Why Static Embeddings Aren't Enough
One vector per word, no matter how many meanings it has, no matter the context.
Word2Vec and GloVe were a giant leap forward, and they sat at the top of NLP for years. But by ~2018 it was clear they had a fundamental limitation: every occurrence of a word gets the same vector, regardless of what sentence it's in. The text-in-LLMs primer (§3) called this out; here's the cleanest demonstration.
Consider the word "bank":
- "She sat by the river bank." — a sloping edge of land.
- "She walked into the bank." — a financial institution.
- "He works at the blood bank." — a medical storage facility.
Three meanings. Word2Vec gives them one vector. The training procedure has to average over all three senses (and many more), so the resulting "bank" embedding sits somewhere between the riverbank cluster and the financial cluster — useful for neither.
The full list of things static embeddings can't do:
- Polysemy. "bank," "bat," "Apple," "rose," "lead" — every dictionary's pages of senses-per-word are invisible to Word2Vec.
- Out-of-vocabulary words. The vocabulary is fixed at training time. A new word ("ChatGPT", a brand, a person's name) has no embedding at all. Sub-word tokenization (BPE, SentencePiece) helps by breaking unknown words into known pieces, but it's a workaround.
- Phrase composition. "New York" is a city, but
v("New") + v("York")is something else. Pre-Transformer NLP needed separate phrase-detection pipelines to recover the joint meaning. - Syntactic role. "Run" the noun and "run" the verb get the same vector. A model has to disambiguate them downstream from context, with the embedding offering no help.

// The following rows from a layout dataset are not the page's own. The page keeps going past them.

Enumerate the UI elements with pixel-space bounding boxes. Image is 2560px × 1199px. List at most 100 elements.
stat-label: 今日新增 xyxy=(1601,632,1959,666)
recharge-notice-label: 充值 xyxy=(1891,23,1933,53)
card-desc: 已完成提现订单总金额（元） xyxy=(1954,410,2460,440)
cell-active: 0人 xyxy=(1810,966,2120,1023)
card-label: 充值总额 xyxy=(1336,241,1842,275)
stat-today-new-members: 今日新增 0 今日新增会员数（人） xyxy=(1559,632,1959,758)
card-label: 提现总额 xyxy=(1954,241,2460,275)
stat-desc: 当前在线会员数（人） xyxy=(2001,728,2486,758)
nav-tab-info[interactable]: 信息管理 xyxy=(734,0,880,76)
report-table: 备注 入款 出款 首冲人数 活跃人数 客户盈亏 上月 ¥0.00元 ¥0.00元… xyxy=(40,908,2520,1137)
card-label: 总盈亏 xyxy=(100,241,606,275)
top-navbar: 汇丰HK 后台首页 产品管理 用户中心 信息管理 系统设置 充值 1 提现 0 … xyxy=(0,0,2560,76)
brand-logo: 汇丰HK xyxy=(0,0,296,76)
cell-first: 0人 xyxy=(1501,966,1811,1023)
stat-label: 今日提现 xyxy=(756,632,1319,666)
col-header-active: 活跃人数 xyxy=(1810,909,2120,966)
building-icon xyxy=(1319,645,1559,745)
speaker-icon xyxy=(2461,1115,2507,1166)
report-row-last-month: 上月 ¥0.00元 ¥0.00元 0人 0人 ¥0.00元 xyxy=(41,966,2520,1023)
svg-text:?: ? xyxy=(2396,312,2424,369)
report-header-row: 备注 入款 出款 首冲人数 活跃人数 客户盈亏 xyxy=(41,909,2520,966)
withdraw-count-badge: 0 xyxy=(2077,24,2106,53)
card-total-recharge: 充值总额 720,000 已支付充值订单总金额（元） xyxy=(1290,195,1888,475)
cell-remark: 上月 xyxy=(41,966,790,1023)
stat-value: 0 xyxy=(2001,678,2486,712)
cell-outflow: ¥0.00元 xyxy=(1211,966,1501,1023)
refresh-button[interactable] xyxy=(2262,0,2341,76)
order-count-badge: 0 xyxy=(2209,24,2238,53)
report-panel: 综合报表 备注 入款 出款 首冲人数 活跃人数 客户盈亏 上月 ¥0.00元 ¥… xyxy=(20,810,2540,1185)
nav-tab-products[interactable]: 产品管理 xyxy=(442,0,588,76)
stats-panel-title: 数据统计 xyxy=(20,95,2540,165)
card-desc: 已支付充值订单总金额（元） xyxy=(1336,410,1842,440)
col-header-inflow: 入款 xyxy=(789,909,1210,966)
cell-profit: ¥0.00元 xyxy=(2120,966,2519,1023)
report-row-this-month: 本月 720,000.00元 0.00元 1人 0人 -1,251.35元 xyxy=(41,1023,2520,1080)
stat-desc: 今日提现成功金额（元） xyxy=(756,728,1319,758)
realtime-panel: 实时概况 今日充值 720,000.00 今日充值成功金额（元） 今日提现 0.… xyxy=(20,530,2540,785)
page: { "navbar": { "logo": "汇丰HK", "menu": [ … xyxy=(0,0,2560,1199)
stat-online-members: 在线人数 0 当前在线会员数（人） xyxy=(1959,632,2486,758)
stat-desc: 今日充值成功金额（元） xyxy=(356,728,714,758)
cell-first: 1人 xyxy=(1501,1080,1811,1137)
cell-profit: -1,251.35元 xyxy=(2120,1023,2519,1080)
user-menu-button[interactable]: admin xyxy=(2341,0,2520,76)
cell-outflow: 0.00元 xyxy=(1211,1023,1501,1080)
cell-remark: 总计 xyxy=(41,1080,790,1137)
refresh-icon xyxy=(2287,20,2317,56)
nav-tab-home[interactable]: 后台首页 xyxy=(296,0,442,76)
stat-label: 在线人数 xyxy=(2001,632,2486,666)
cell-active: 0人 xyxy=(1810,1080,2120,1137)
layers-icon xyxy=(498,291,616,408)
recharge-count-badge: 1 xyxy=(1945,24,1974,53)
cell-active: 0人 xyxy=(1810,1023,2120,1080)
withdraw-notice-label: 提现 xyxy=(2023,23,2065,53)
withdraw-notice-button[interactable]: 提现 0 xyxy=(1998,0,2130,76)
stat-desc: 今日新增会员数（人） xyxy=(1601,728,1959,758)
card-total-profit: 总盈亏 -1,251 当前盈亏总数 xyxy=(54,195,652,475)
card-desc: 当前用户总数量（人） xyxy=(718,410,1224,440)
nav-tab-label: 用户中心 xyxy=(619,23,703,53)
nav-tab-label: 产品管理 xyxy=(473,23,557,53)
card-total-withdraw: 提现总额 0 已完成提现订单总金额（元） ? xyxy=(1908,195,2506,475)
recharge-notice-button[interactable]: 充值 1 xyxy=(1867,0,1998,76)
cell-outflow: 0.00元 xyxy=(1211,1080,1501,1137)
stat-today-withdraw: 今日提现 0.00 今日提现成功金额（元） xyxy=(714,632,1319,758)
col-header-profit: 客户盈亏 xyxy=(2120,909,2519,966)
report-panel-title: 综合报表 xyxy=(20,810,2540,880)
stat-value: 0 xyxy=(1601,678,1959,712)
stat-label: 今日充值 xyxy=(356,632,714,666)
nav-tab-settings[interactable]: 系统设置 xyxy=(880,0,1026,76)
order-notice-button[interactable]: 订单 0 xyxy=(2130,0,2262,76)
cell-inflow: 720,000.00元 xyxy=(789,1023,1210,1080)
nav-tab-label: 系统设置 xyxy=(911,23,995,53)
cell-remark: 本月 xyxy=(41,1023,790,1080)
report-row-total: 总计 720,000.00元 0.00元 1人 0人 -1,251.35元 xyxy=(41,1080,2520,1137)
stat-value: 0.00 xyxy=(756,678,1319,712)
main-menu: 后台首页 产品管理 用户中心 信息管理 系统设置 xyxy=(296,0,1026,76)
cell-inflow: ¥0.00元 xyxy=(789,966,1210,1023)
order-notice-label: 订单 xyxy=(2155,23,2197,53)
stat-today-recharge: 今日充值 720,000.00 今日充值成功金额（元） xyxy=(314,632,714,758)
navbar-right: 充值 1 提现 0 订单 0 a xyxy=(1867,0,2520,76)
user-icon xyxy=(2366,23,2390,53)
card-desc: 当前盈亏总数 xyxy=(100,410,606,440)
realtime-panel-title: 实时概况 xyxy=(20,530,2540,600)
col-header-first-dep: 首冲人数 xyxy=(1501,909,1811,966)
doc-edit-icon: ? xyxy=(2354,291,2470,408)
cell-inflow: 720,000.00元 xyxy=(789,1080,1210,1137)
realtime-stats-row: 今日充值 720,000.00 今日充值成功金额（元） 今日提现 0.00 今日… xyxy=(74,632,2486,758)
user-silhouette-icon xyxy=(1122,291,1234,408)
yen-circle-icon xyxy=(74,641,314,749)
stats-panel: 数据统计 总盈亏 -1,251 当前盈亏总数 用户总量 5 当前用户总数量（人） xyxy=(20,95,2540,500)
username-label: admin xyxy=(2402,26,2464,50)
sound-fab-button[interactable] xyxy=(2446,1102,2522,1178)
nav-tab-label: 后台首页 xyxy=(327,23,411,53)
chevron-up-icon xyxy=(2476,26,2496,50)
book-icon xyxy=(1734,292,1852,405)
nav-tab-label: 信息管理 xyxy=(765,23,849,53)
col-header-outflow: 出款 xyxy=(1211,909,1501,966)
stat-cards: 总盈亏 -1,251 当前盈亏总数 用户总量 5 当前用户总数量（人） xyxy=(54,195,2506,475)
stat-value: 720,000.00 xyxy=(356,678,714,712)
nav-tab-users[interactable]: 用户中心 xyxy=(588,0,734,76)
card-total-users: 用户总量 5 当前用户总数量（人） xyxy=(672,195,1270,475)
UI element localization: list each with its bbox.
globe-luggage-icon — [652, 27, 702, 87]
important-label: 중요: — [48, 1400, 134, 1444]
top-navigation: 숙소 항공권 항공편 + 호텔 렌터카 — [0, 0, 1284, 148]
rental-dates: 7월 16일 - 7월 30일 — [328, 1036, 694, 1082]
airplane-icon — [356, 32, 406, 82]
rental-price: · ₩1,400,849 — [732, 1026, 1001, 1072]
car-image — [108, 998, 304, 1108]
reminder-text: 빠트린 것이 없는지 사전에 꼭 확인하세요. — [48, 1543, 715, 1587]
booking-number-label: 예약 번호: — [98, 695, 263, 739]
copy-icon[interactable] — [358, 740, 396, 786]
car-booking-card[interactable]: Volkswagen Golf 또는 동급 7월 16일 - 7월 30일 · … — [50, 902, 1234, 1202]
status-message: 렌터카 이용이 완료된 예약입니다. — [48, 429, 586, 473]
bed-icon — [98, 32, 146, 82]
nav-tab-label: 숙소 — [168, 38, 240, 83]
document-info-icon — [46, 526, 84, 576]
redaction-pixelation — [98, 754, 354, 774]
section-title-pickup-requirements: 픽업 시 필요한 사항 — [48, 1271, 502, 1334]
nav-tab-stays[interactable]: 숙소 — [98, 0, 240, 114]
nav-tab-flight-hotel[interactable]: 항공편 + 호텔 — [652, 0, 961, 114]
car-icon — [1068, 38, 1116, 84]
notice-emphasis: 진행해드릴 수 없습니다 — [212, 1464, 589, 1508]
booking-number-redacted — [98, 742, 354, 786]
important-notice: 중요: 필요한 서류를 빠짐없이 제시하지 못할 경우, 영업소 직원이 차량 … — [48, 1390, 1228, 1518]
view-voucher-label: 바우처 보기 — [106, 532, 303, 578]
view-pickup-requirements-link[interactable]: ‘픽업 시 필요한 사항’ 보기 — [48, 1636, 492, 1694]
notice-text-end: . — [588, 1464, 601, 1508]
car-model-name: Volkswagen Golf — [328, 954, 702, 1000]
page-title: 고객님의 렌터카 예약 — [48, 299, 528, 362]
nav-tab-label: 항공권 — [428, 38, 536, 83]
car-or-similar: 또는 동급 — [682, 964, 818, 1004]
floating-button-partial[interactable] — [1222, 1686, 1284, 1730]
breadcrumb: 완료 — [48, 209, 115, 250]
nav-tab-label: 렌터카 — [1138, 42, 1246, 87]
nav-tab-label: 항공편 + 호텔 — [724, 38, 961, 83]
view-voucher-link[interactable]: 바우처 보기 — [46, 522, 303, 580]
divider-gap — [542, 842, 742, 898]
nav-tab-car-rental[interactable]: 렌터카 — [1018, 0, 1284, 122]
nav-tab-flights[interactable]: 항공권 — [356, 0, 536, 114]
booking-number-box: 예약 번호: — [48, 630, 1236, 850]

- Long-range context. Even when "bank" should mean "river bank" because a paragraph back you mentioned a hike along the Mississippi, the static embedding has no way to know.
The fix, briefly: don't embed words once and call it a day. Embed them once per sentence, conditioned on the sentence. Every occurrence of "bank" produces its own vector, computed from the surrounding tokens. Contextual embeddings. ELMo (2018) did this with a bidirectional LSTM stacked on top of word embeddings. BERT and GPT (2018) did it with Transformers. The improvement on downstream tasks was so large that within two years, every NLP benchmark's top of the leaderboard was a contextual model — and static embeddings were demoted to "input layer of a contextual model."
That demotion is exactly the structure of a modern Transformer. The first layer is still a learned embedding table (basically Word2Vec, jointly trained). The dozens of layers stacked on top take that static vector and gradually contextualize it by attending to the other tokens in the sequence. By the last layer, the "bank" vector at position 47 in your input depends on every other token in the sequence — it has no fixed meaning, only a meaning-in-this-particular-sentence.
That's the bridge. Static word embeddings were the right answer for the 2013–2018 era — dense, semantically meaningful, beautifully analogical. They failed at one specific thing — context — and the fix for that is the entire next primer.
In a Transformer: the entire purpose of stacking attention layers on top of an embedding table is to convert each token's context-free input embedding into a context-sensitive output vector. By the time data reaches the last layer, every "bank" in the input has a vector that reflects whether it's a river bank, a financial bank, or a blood bank — and the differences are stark enough that downstream layers can act differently for each.